Participants
A sample of 27 LGA mother-neonate pairs were recruited from the SJD Barcelona Children’s Hospital (Catalonia, Spain) between April 2019 and January 2020. Two cases were excluded because the FFR signal could not be identified (i.e., the FFR’s signal-to-noise ration computed in the consonant transition and/or vowel regions <0; see below). Thus, the final sample included 25 LGA neonates and 25 neonates born AGA, all paired by sex and gestational age (GA) at birth (Table 1). AGA neonates were drawn from a larger cohort assessed in a previous study39. In case that a LGA case could be paired with more than one AGA neonate, the AGA pair was selected randomly using Matlab (R2019b, Mathworks) .

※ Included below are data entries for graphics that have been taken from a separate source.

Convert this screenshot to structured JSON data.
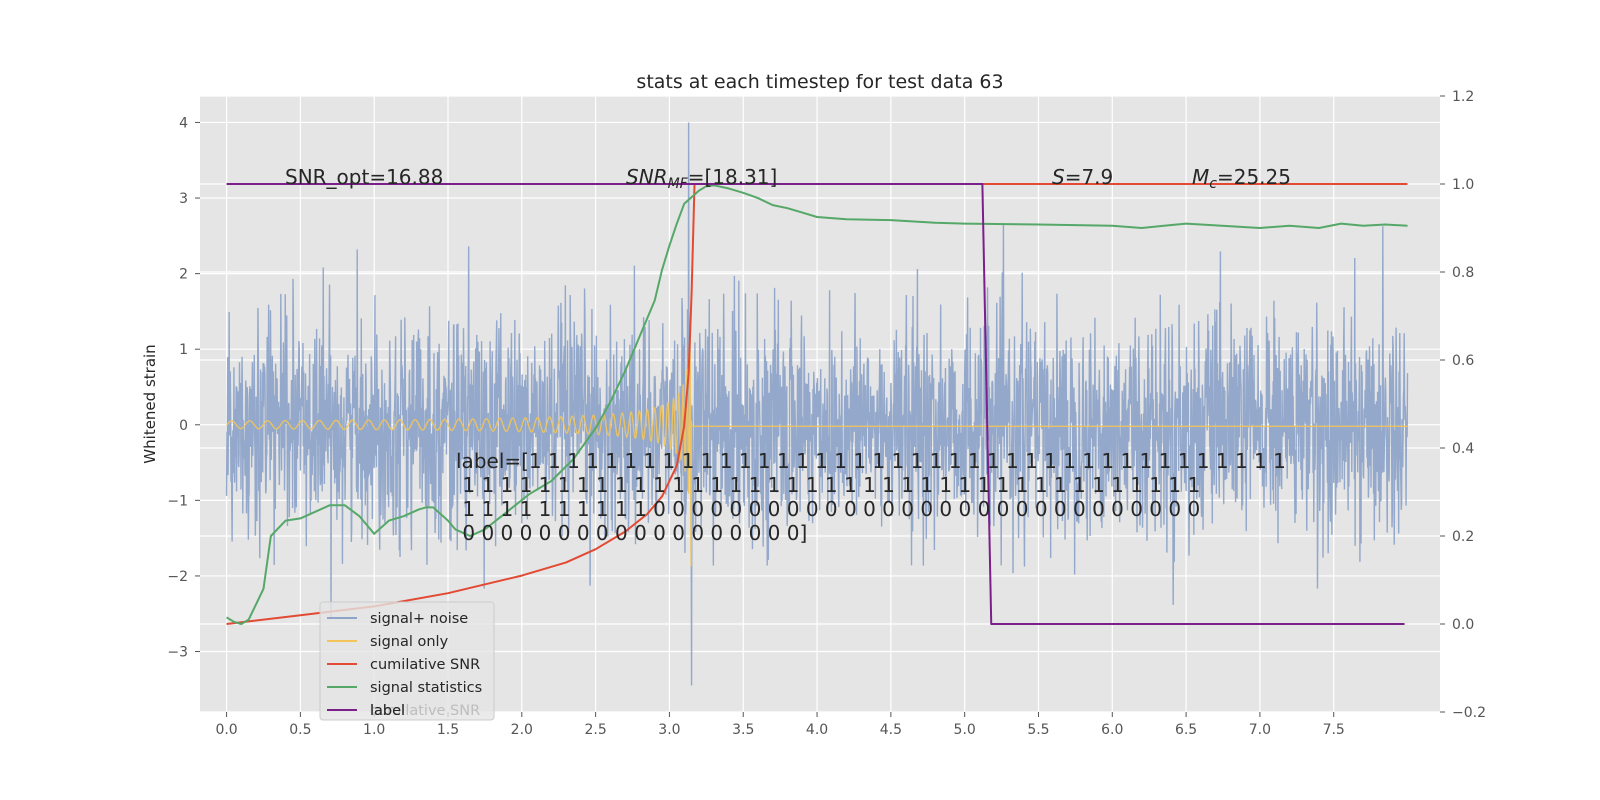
{
  "chart_data": {
    "type": "line",
    "title": "stats at each timestep for test data 63",
    "ylabel": "Whitened strain",
    "xlim": [
      -0.18,
      8.22
    ],
    "ylim": [
      -3.8,
      4.35
    ],
    "y2lim": [
      -0.2,
      1.2
    ],
    "x_ticks": [
      "0.0",
      "0.5",
      "1.0",
      "1.5",
      "2.0",
      "2.5",
      "3.0",
      "3.5",
      "4.0",
      "4.5",
      "5.0",
      "5.5",
      "6.0",
      "6.5",
      "7.0",
      "7.5"
    ],
    "y_ticks": [
      "−3",
      "−2",
      "−1",
      "0",
      "1",
      "2",
      "3",
      "4"
    ],
    "y2_ticks": [
      "−0.2",
      "0.0",
      "0.2",
      "0.4",
      "0.6",
      "0.8",
      "1.0",
      "1.2"
    ],
    "grid": true,
    "legend_location": "lower-left",
    "series": [
      {
        "name": "signal+ noise",
        "color": "#8ea4c8",
        "axis": "left",
        "noise_sigma": 0.75,
        "x_start": 0.0,
        "x_end": 8.0,
        "peak_x": 3.13,
        "peak_value": 4.0,
        "min_value": -3.45
      },
      {
        "name": "signal only",
        "color": "#f2c45a",
        "axis": "left",
        "chirp_start_x": 0.0,
        "merger_x": 3.15,
        "start_amplitude": 0.05,
        "peak_amplitude": 2.0,
        "post_merger_value": -0.02
      },
      {
        "name": "cumilative SNR",
        "color": "#e24a33",
        "axis": "right",
        "x": [
          0,
          0.5,
          1.0,
          1.5,
          2.0,
          2.3,
          2.5,
          2.7,
          2.85,
          2.95,
          3.05,
          3.1,
          3.13,
          3.15,
          3.17,
          8.0
        ],
        "values": [
          0.0,
          0.02,
          0.04,
          0.07,
          0.11,
          0.14,
          0.17,
          0.21,
          0.25,
          0.29,
          0.36,
          0.45,
          0.57,
          0.75,
          1.0,
          1.0
        ]
      },
      {
        "name": "signal statistics",
        "color": "#55a868",
        "axis": "right",
        "x": [
          0,
          0.05,
          0.1,
          0.15,
          0.25,
          0.3,
          0.4,
          0.5,
          0.6,
          0.7,
          0.8,
          0.9,
          0.95,
          1.0,
          1.1,
          1.2,
          1.3,
          1.35,
          1.4,
          1.45,
          1.5,
          1.55,
          1.65,
          1.75,
          1.9,
          2.05,
          2.2,
          2.35,
          2.5,
          2.6,
          2.7,
          2.8,
          2.9,
          2.95,
          3.0,
          3.05,
          3.1,
          3.15,
          3.2,
          3.25,
          3.3,
          3.4,
          3.5,
          3.6,
          3.7,
          3.8,
          3.9,
          4.0,
          4.2,
          4.5,
          4.8,
          5.0,
          5.5,
          6.0,
          6.2,
          6.35,
          6.5,
          7.0,
          7.2,
          7.4,
          7.55,
          7.7,
          7.85,
          8.0
        ],
        "values": [
          0.015,
          0.005,
          0.0,
          0.01,
          0.08,
          0.2,
          0.235,
          0.24,
          0.255,
          0.27,
          0.27,
          0.245,
          0.225,
          0.205,
          0.235,
          0.245,
          0.26,
          0.265,
          0.265,
          0.25,
          0.235,
          0.215,
          0.2,
          0.215,
          0.255,
          0.295,
          0.325,
          0.375,
          0.445,
          0.505,
          0.575,
          0.655,
          0.735,
          0.805,
          0.86,
          0.91,
          0.955,
          0.97,
          0.985,
          0.995,
          0.997,
          0.99,
          0.98,
          0.968,
          0.952,
          0.945,
          0.935,
          0.925,
          0.92,
          0.918,
          0.912,
          0.91,
          0.908,
          0.905,
          0.9,
          0.905,
          0.91,
          0.9,
          0.905,
          0.9,
          0.91,
          0.905,
          0.908,
          0.905
        ]
      },
      {
        "name": "label",
        "color": "#7b1f8a",
        "axis": "right",
        "x": [
          0,
          5.12,
          5.18,
          7.98
        ],
        "values": [
          1.0,
          1.0,
          0.0,
          0.0
        ]
      }
    ],
    "annotations": [
      {
        "text": "SNR_opt=16.88"
      },
      {
        "text": "SNR_MF=[18.31]",
        "display_main": "SNR",
        "display_sub": "MF",
        "display_rest": "=[18.31]"
      },
      {
        "text": "S=7.9",
        "display_main": "S",
        "display_rest": "=7.9"
      },
      {
        "text": "M_c=25.25",
        "display_main": "M",
        "display_sub": "c",
        "display_rest": "=25.25"
      }
    ],
    "label_text": [
      "label=[1 1 1 1 1 1 1 1 1 1 1 1 1 1 1 1 1 1 1 1 1 1 1 1 1 1 1 1 1 1 1 1 1 1 1 1 1 1 1 1",
      " 1 1 1 1 1 1 1 1 1 1 1 1 1 1 1 1 1 1 1 1 1 1 1 1 1 1 1 1 1 1 1 1 1 1 1 1 1 1 1",
      " 1 1 1 1 1 1 1 1 1 1 0 0 0 0 0 0 0 0 0 0 0 0 0 0 0 0 0 0 0 0 0 0 0 0 0 0 0 0 0",
      " 0 0 0 0 0 0 0 0 0 0 0 0 0 0 0 0 0 0]"
    ],
    "legend_ghost_text": "cumilative SNR"
  }
}
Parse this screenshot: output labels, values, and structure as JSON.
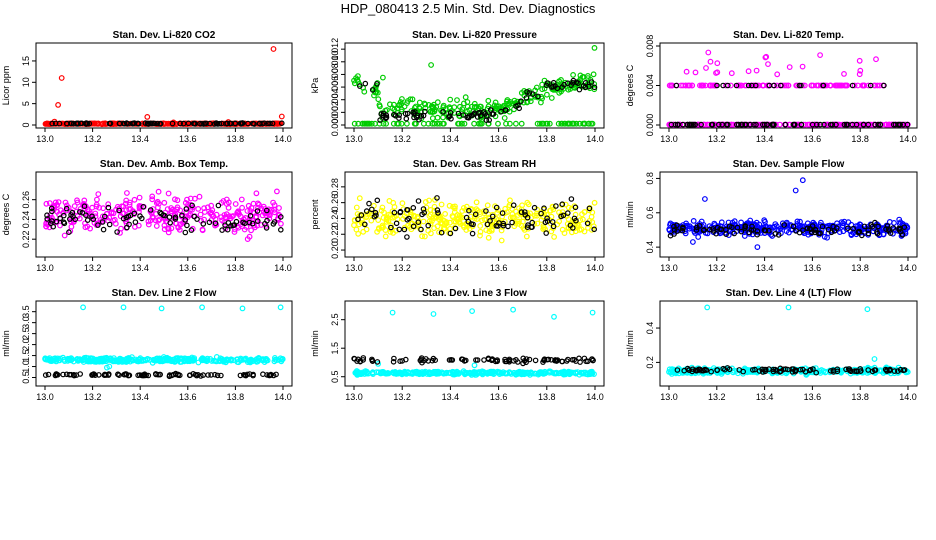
{
  "main_title": "HDP_080413  2.5 Min. Std. Dev. Diagnostics",
  "chart_data": [
    {
      "type": "scatter",
      "title": "Stan. Dev. Li-820 CO2",
      "ylabel": "Licor ppm",
      "xlim": [
        13.0,
        14.0
      ],
      "ylim": [
        0,
        18.5
      ],
      "xticks": [
        "13.0",
        "13.2",
        "13.4",
        "13.6",
        "13.8",
        "14.0"
      ],
      "yticks": [
        "0",
        "5",
        "10",
        "15"
      ],
      "color": "#ff0000",
      "base": 0.3,
      "spread": 0.08,
      "black_base": 0.35,
      "black_spread": 0.1,
      "outliers": [
        [
          13.04,
          0.8
        ],
        [
          13.055,
          4.7
        ],
        [
          13.07,
          11
        ],
        [
          13.43,
          1.9
        ],
        [
          13.96,
          17.8
        ],
        [
          13.995,
          2.0
        ],
        [
          13.54,
          0.6
        ],
        [
          13.77,
          0.7
        ]
      ]
    },
    {
      "type": "scatter",
      "title": "Stan. Dev. Li-820 Pressure",
      "ylabel": "kPa",
      "xlim": [
        13.0,
        14.0
      ],
      "ylim": [
        0,
        0.0125
      ],
      "xticks": [
        "13.0",
        "13.2",
        "13.4",
        "13.6",
        "13.8",
        "14.0"
      ],
      "yticks": [
        "0.000",
        "0.002",
        "0.004",
        "0.006",
        "0.008",
        "0.010",
        "0.012"
      ],
      "color": "#00cc00",
      "profile": "pressure",
      "outliers": [
        [
          13.998,
          0.0122
        ],
        [
          13.32,
          0.0095
        ],
        [
          13.12,
          0.0075
        ]
      ]
    },
    {
      "type": "scatter",
      "title": "Stan. Dev. Li-820 Temp.",
      "ylabel": "degrees C",
      "xlim": [
        13.0,
        14.0
      ],
      "ylim": [
        0,
        0.008
      ],
      "xticks": [
        "13.0",
        "13.2",
        "13.4",
        "13.6",
        "13.8",
        "14.0"
      ],
      "yticks": [
        "0.000",
        "0.004",
        "0.008"
      ],
      "color": "#ff00ff",
      "profile": "temp"
    },
    {
      "type": "scatter",
      "title": "Stan. Dev. Amb. Box Temp.",
      "ylabel": "degrees C",
      "xlim": [
        13.0,
        14.0
      ],
      "ylim": [
        0.205,
        0.285
      ],
      "xticks": [
        "13.0",
        "13.2",
        "13.4",
        "13.6",
        "13.8",
        "14.0"
      ],
      "yticks": [
        "0.22",
        "0.24",
        "0.26"
      ],
      "color": "#ff00ff",
      "base": 0.245,
      "spread": 0.018,
      "black_base": 0.24,
      "black_spread": 0.012
    },
    {
      "type": "scatter",
      "title": "Stan. Dev. Gas Stream RH",
      "ylabel": "percent",
      "xlim": [
        13.0,
        14.0
      ],
      "ylim": [
        0.195,
        0.295
      ],
      "xticks": [
        "13.0",
        "13.2",
        "13.4",
        "13.6",
        "13.8",
        "14.0"
      ],
      "yticks": [
        "0.20",
        "0.22",
        "0.24",
        "0.26",
        "0.28"
      ],
      "color": "#ffff00",
      "base": 0.24,
      "spread": 0.02,
      "black_base": 0.24,
      "black_spread": 0.02
    },
    {
      "type": "scatter",
      "title": "Stan. Dev. Sample Flow",
      "ylabel": "ml/min",
      "xlim": [
        13.0,
        14.0
      ],
      "ylim": [
        0.36,
        0.82
      ],
      "xticks": [
        "13.0",
        "13.2",
        "13.4",
        "13.6",
        "13.8",
        "14.0"
      ],
      "yticks": [
        "0.4",
        "0.6",
        "0.8"
      ],
      "color": "#0000ff",
      "base": 0.51,
      "spread": 0.04,
      "black_base": 0.5,
      "black_spread": 0.035,
      "outliers": [
        [
          13.56,
          0.79
        ],
        [
          13.53,
          0.73
        ],
        [
          13.15,
          0.68
        ],
        [
          13.37,
          0.4
        ],
        [
          13.1,
          0.43
        ]
      ]
    },
    {
      "type": "scatter",
      "title": "Stan. Dev. Line 2 Flow",
      "ylabel": "ml/min",
      "xlim": [
        13.0,
        14.0
      ],
      "ylim": [
        0.25,
        3.85
      ],
      "xticks": [
        "13.0",
        "13.2",
        "13.4",
        "13.6",
        "13.8",
        "14.0"
      ],
      "yticks": [
        "0.5",
        "1.0",
        "1.5",
        "2.0",
        "2.5",
        "3.0",
        "3.5"
      ],
      "color": "#00ffff",
      "base": 1.3,
      "spread": 0.1,
      "black_base": 0.62,
      "black_spread": 0.05,
      "outliers": [
        [
          13.16,
          3.7
        ],
        [
          13.33,
          3.7
        ],
        [
          13.49,
          3.65
        ],
        [
          13.66,
          3.7
        ],
        [
          13.83,
          3.65
        ],
        [
          13.99,
          3.7
        ],
        [
          13.26,
          0.95
        ],
        [
          13.27,
          1.0
        ]
      ]
    },
    {
      "type": "scatter",
      "title": "Stan. Dev. Line 3 Flow",
      "ylabel": "ml/min",
      "xlim": [
        13.0,
        14.0
      ],
      "ylim": [
        0.28,
        3.05
      ],
      "xticks": [
        "13.0",
        "13.2",
        "13.4",
        "13.6",
        "13.8",
        "14.0"
      ],
      "yticks": [
        "0.5",
        "1.5",
        "2.5"
      ],
      "color": "#00ffff",
      "base": 0.63,
      "spread": 0.05,
      "black_base": 1.08,
      "black_spread": 0.08,
      "outliers": [
        [
          13.16,
          2.75
        ],
        [
          13.33,
          2.7
        ],
        [
          13.49,
          2.8
        ],
        [
          13.66,
          2.85
        ],
        [
          13.83,
          2.6
        ],
        [
          13.99,
          2.75
        ],
        [
          13.1,
          0.95
        ],
        [
          13.5,
          0.9
        ]
      ]
    },
    {
      "type": "scatter",
      "title": "Stan. Dev. Line 4 (LT) Flow",
      "ylabel": "ml/min",
      "xlim": [
        13.0,
        14.0
      ],
      "ylim": [
        0.08,
        0.54
      ],
      "xticks": [
        "13.0",
        "13.2",
        "13.4",
        "13.6",
        "13.8",
        "14.0"
      ],
      "yticks": [
        "0.2",
        "0.4"
      ],
      "color": "#00ffff",
      "base": 0.15,
      "spread": 0.015,
      "black_base": 0.155,
      "black_spread": 0.012,
      "outliers": [
        [
          13.16,
          0.52
        ],
        [
          13.5,
          0.52
        ],
        [
          13.83,
          0.51
        ],
        [
          13.86,
          0.22
        ]
      ]
    }
  ]
}
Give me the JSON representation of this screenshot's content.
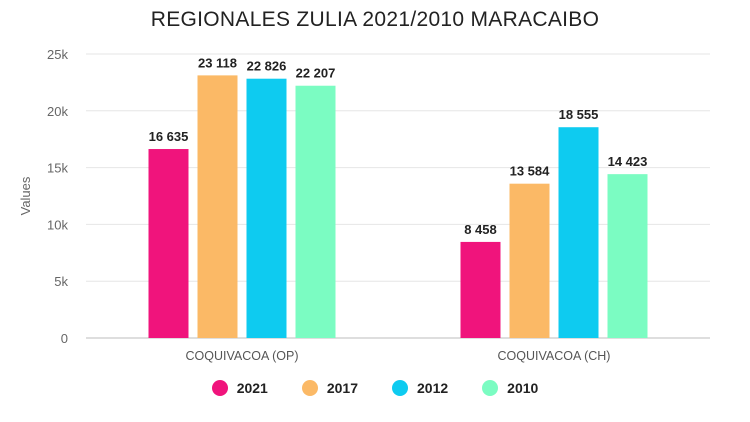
{
  "chart_data": {
    "type": "bar",
    "title": "REGIONALES ZULIA 2021/2010 MARACAIBO",
    "xlabel": "",
    "ylabel": "Values",
    "ylim": [
      0,
      25000
    ],
    "yticks": [
      0,
      5000,
      10000,
      15000,
      20000,
      25000
    ],
    "ytick_labels": [
      "0",
      "5k",
      "10k",
      "15k",
      "20k",
      "25k"
    ],
    "grid": true,
    "legend_position": "bottom",
    "categories": [
      "COQUIVACOA (OP)",
      "COQUIVACOA (CH)"
    ],
    "series": [
      {
        "name": "2021",
        "color": "#f0147c",
        "values": [
          16635,
          8458
        ],
        "labels": [
          "16 635",
          "8 458"
        ]
      },
      {
        "name": "2017",
        "color": "#fbb966",
        "values": [
          23118,
          13584
        ],
        "labels": [
          "23 118",
          "13 584"
        ]
      },
      {
        "name": "2012",
        "color": "#0ecbf0",
        "values": [
          22826,
          18555
        ],
        "labels": [
          "22 826",
          "18 555"
        ]
      },
      {
        "name": "2010",
        "color": "#7bfcc2",
        "values": [
          22207,
          14423
        ],
        "labels": [
          "22 207",
          "14 423"
        ]
      }
    ]
  }
}
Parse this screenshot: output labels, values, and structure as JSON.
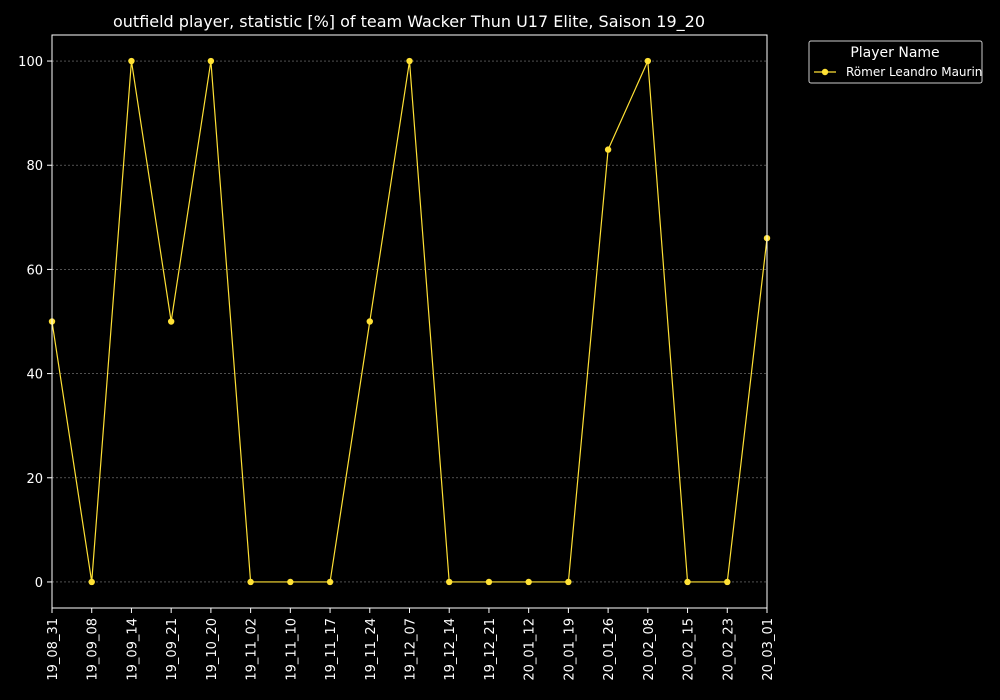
{
  "chart_data": {
    "type": "line",
    "title": "outfield player, statistic [%] of team Wacker Thun U17 Elite, Saison 19_20",
    "xlabel": "",
    "ylabel": "",
    "categories": [
      "19_08_31",
      "19_09_08",
      "19_09_14",
      "19_09_21",
      "19_10_20",
      "19_11_02",
      "19_11_10",
      "19_11_17",
      "19_11_24",
      "19_12_07",
      "19_12_14",
      "19_12_21",
      "20_01_12",
      "20_01_19",
      "20_01_26",
      "20_02_08",
      "20_02_15",
      "20_02_23",
      "20_03_01"
    ],
    "ylim": [
      -5,
      105
    ],
    "yticks": [
      0,
      20,
      40,
      60,
      80,
      100
    ],
    "grid": true,
    "legend": {
      "title": "Player Name",
      "placement": "upper-right-outside"
    },
    "series": [
      {
        "name": "Römer Leandro Maurin",
        "color": "#ffe135",
        "values": [
          50,
          0,
          100,
          50,
          100,
          0,
          0,
          0,
          50,
          100,
          0,
          0,
          0,
          0,
          83,
          100,
          0,
          0,
          66
        ]
      }
    ],
    "colors": {
      "background": "#000000",
      "axes": "#ffffff",
      "grid": "#808080",
      "text": "#ffffff"
    }
  }
}
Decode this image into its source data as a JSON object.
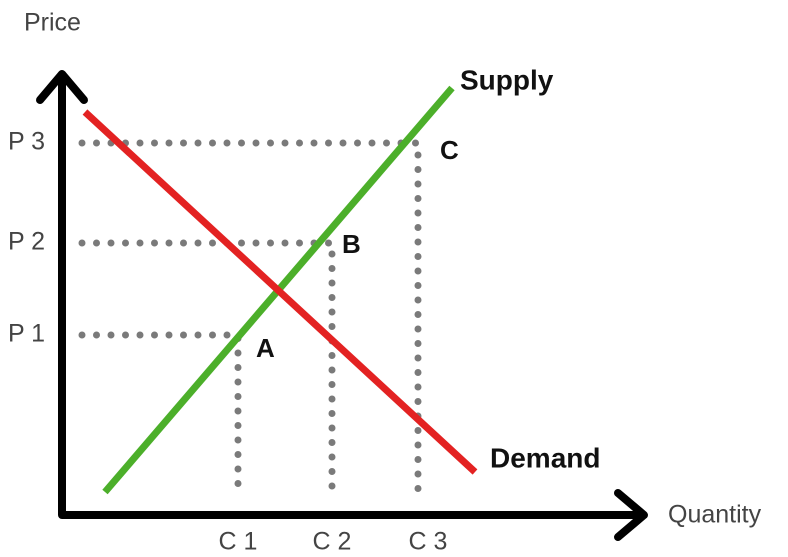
{
  "axes": {
    "y_label": "Price",
    "x_label": "Quantity"
  },
  "price_levels": [
    "P 1",
    "P 2",
    "P 3"
  ],
  "quantity_levels": [
    "C 1",
    "C 2",
    "C 3"
  ],
  "points": [
    "A",
    "B",
    "C"
  ],
  "curves": {
    "supply": "Supply",
    "demand": "Demand"
  }
}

AGA and LGA neonates were defined as those with a birth weight between >10th and ≤90thpercentiles and >90th percentile, respectively55. Exclusion criteria were multiple gestations, preterm delivery, preeclampsia, chromosomal or major structural abnormalities or risk factors associated with hearing impairment56. Also, since pre-gestational and gestational diabetes mellitus have been associated with increased risk of maternal and perinatal adverse outcomes57,58, cases affected by these clinical conditions were also excluded. To monitor and detect a possible late gestational diabetes debut, in addition to the O’Sullivan test and the subsequent oral glucose tolerance test (OGTT) implemented for positive O’Sullivan cases, a further OGTT was carried out in those pregnant women with a fetus diagnosed of LGA. This further OGTT was implemented after the LGA diagnosis following the hospital LGA care guide, resulting in a negative result in all our cases. The specific protocol of this study was approved by the institutional Ethics Committee of Clinical Research (CEIC) of the Sant Joan de Déu Foundation (Approval ID: PIC-53-17) and all parents gave the informed consent in compliance with the Declaration of Helsinki.